Among those donors was Beth Dahlman, who tells MEL that giving via Queer #FancyStats helps to mitigate some of the “disillusionment” she feels when teams employ players like Murphy and Newcomb. “The great thing about sports is putting yourself into this bigger identity,” she explains. “When stuff like this happens, it bursts that bubble of togetherness.”
Another matcher, Daniel Guzman, says he appreciates how Rubenstein “took a negative — the Nationals signing a player who publicly spoke about his homophobic views — and turned it into a positive.” Meanwhile, Sydney Anderson says it helps to combat “the sense of futility. And it’s got kind of a ‘screw-you’ quality that I’ve always found motivating.”
Rubenstein has sparked copycats, too: In mid-2016, after the Cubs traded for Aroldis Chapman — whom Major League Baseball had suspended for 30 games for allegedly choking his girlfriend and firing a handgun in his garage — Cubs fan Caitlin Swieca pledged to donate $10 to domestic violence charities each time Chapman got a save for the team.
The List Keeps Growing
Unfortunately, names keep being added to the list of offenders. For example, Milwaukee Brewers star reliever Josh Hader. During the All-Star Game in July, old Hader tweets — including one that said “white power lol” with a clenched-fist emoji, and another that simply said “I hate gay people” — came to light.
Rubenstein made sure to be in attendance at Nationals Park the first time the Brewers played the Nats after the tweets had surfaced. “I figured I’d go and wear my rainbow curly-W T-shirt and my rainbow curly-W hat. We’d go and sit in the front row behind the visitor’s bullpen.” But what Rubenstein forgot is that Hader is from the D.C. area, and they saw everyone around them wearing jerseys with Hader’s name on the back. “That’s when it clicked: These people weren’t Brewers fans; these people were Hader fans,” they explain. “It was his whole community.”
Hader appeared after the first inning. The fans around Rubenstein chanted his name and yelled, “You’re trash, bro” — but Hader laughed with them.

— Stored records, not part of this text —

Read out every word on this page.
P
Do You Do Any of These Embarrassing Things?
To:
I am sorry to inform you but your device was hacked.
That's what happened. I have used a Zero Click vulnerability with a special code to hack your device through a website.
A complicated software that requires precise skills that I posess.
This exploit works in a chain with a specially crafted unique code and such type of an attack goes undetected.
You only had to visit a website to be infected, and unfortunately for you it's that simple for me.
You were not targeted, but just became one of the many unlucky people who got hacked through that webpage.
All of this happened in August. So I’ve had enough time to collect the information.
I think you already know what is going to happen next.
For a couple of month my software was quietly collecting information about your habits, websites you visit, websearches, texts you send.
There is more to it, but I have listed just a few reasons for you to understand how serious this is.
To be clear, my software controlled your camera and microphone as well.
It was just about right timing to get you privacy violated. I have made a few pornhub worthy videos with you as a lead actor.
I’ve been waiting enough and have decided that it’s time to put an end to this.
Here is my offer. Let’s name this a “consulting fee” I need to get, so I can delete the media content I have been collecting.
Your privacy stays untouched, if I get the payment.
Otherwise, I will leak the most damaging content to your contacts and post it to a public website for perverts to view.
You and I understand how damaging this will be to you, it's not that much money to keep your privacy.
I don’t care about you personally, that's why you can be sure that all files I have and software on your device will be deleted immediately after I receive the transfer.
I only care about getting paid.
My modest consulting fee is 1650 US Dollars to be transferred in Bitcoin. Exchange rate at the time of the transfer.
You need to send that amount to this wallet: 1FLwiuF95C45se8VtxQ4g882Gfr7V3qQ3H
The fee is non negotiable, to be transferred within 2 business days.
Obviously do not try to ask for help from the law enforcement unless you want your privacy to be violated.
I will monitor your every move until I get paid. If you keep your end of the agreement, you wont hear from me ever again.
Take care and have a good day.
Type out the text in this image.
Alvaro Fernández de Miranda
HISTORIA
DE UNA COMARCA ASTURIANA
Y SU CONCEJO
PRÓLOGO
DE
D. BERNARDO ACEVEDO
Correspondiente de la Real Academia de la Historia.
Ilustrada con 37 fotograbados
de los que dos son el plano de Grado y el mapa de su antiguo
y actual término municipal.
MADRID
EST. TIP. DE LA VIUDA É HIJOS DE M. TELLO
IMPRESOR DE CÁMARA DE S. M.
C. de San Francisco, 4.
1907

Behind Rubenstein were a man and his wife “making jokes about sensitivity training” (MLB had ordered Hader to complete sensitivity training as punishment for the tweets). “They all thought it was a joke.”
By the time Rubenstein had moved to some vacant seats in an adjacent section, they felt furious. “I was shaking. I couldn’t believe it.” Their friend started to berate herself for not saying anything; Rubenstein told her to cut herself some slack. “[There were] Hader people on both sides of us and the entire row behind us. It would have been dangerous to say anything.”
It also made them realize that they weren’t done giving to Queer #FancyStats and to continue it at least through next season. “It was originally a Murphy-specific [thing],” Rubenstein says. “But it grew to so much more beyond him.”